Charter: What does your Aspen look like? |

Charter: What does your Aspen look like?

Architects of the proposed Home Rule Charter amendment that will appear on May’s election ballot have pushed the tag line “Keep Aspen, Aspen.” Depending on who you ask, keeping this town the way it is means different things to different people.

Ask attorney Bert Myrin and he’ll tell you to walk down the street and ask a local, because when you talk to the people who work and live here year round, you understand why Aspen is unique; why there’s a community that has evolved unlike other resort towns.

Ask former Mayor Mick Ireland and he’ll tell you it’s the built environment, the presence of the mountain and the economic decisions that set Aspen apart from other resorts. Ireland said Thursday that while each redevelopment of Lionshead in Vail has resulted in economic success, that model isn’t necessarily right for Aspen.

“Our style is more open to the presence of the mountain in town,” Ireland said.

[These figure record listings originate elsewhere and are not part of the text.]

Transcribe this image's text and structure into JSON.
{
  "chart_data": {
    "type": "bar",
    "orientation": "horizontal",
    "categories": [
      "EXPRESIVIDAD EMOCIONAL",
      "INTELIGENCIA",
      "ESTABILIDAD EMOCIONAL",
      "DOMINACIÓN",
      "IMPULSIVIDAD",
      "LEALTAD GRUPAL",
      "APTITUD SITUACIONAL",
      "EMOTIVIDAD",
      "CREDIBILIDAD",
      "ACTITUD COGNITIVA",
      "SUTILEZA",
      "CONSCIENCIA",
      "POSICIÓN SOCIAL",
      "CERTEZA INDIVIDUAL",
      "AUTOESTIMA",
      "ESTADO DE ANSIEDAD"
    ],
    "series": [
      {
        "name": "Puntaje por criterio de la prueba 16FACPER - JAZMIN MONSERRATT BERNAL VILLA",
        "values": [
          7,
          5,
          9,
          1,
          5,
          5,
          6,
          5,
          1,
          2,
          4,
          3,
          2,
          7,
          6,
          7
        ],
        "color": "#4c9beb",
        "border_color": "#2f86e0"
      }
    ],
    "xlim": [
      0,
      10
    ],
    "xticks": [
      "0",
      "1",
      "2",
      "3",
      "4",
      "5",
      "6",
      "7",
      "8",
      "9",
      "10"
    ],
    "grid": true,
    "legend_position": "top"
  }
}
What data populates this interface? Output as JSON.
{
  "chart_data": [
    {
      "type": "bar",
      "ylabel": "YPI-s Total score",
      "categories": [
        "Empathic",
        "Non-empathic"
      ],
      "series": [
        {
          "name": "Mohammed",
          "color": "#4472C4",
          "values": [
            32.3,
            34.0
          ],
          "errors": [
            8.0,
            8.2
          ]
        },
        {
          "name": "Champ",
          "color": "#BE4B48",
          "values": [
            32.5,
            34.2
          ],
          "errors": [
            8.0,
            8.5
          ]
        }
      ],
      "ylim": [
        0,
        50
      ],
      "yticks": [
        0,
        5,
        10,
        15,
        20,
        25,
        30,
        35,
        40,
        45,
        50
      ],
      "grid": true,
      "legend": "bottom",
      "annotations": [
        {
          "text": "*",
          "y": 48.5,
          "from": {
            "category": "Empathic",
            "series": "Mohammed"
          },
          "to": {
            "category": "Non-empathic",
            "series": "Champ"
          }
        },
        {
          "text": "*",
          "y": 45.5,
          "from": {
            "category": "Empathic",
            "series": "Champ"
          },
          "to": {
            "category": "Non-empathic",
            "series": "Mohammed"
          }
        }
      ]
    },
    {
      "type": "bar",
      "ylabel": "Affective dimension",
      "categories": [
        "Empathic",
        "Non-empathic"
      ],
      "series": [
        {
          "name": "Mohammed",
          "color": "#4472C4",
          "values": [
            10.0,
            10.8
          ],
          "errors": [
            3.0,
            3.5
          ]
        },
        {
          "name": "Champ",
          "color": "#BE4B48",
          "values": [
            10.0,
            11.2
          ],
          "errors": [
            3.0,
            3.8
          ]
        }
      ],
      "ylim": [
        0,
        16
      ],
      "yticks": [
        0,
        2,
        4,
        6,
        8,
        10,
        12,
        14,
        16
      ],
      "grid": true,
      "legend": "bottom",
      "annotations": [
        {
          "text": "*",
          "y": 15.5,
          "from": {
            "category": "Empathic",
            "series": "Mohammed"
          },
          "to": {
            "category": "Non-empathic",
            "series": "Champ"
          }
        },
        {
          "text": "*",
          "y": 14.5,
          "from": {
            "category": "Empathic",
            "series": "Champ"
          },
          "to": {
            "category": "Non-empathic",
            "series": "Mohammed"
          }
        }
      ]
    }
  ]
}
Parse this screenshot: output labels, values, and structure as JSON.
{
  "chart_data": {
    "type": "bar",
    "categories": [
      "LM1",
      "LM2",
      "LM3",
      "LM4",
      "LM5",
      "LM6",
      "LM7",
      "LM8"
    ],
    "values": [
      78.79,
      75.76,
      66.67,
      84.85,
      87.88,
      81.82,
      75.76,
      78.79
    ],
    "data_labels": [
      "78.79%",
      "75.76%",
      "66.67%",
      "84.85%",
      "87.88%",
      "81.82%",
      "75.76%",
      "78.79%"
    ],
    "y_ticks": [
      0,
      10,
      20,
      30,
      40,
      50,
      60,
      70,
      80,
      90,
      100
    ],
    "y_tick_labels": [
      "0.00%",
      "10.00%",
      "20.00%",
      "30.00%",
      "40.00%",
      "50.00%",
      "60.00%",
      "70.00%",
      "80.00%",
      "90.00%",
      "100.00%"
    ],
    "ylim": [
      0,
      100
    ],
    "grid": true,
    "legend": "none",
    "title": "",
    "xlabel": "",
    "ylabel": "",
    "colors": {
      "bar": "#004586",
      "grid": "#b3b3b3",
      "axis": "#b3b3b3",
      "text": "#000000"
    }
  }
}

Ask Councilman Adam Frisch and he’ll tell you Aspen is more diverse than people think. The reasons why people move here, why they stay here, why they leave and why they come back are different in almost every case, he said. Some people live here year round and don’t ski one day all winter. Others are on the mountain every day because it is the only reason that drew them to Aspen in the first place. But behind every reason, he said, is the desire to be in a real community within a resort town.

“I think the ‘Keep Aspen, Aspen’ is kind of a cute, catchy line, but if you asked 20 people why they moved to Aspen, they have different answers,” Frisch said.

While he said it takes a lot of hubris to assume everyone is here for the same reason, he seemed to agree with Myrin and Ireland, who forged what is now known as Referendum 1, that there is a history here worth protecting and a community made strong by year-round residents.

What Aspen means to each individual will go a long way in deciding Referendum 1, which, if approved, would strip the Aspen City Council of its ability to grant development variances on height, mass, affordable housing and parking without a public vote. In response, the council has approved a series of code amendments that cap variance requests at 2 feet above the allowable heights and 5 percent above allowable floor area, while eliminating the ability to reduce affordable-housing mitigation.

On Wednesday, Aspen Public Radio will host a town-hall event on the “Keep Aspen, Aspen” ballot referendum. The event is scheduled from 5:30 to 7 p.m. at Belly Up Aspen.

“I don’t know anyone who comes here and wants bigger buildings,” Frisch said. “I think the issue is the land-use code has to be set up to honor what the town wants, and I don’t think that happens a lot.”

Over the course of his lifetime, Ireland said Lionshead has gone from small-scale to about 72 feet in height. He said with each generation, there has been a redevelopment project, where the old structure is torn down and replaced with a bigger building that serves as the economic engine for the project. He said it’s the same model in most ski resorts, and it’s what Aspen needs to fight against.

“I think that’s the question,” Myrin said. “What is your Aspen? … Your Aspen is, I think, different than your Vail or your Whistler, some of the other ski resorts that are manufactured. Snowmass, even.”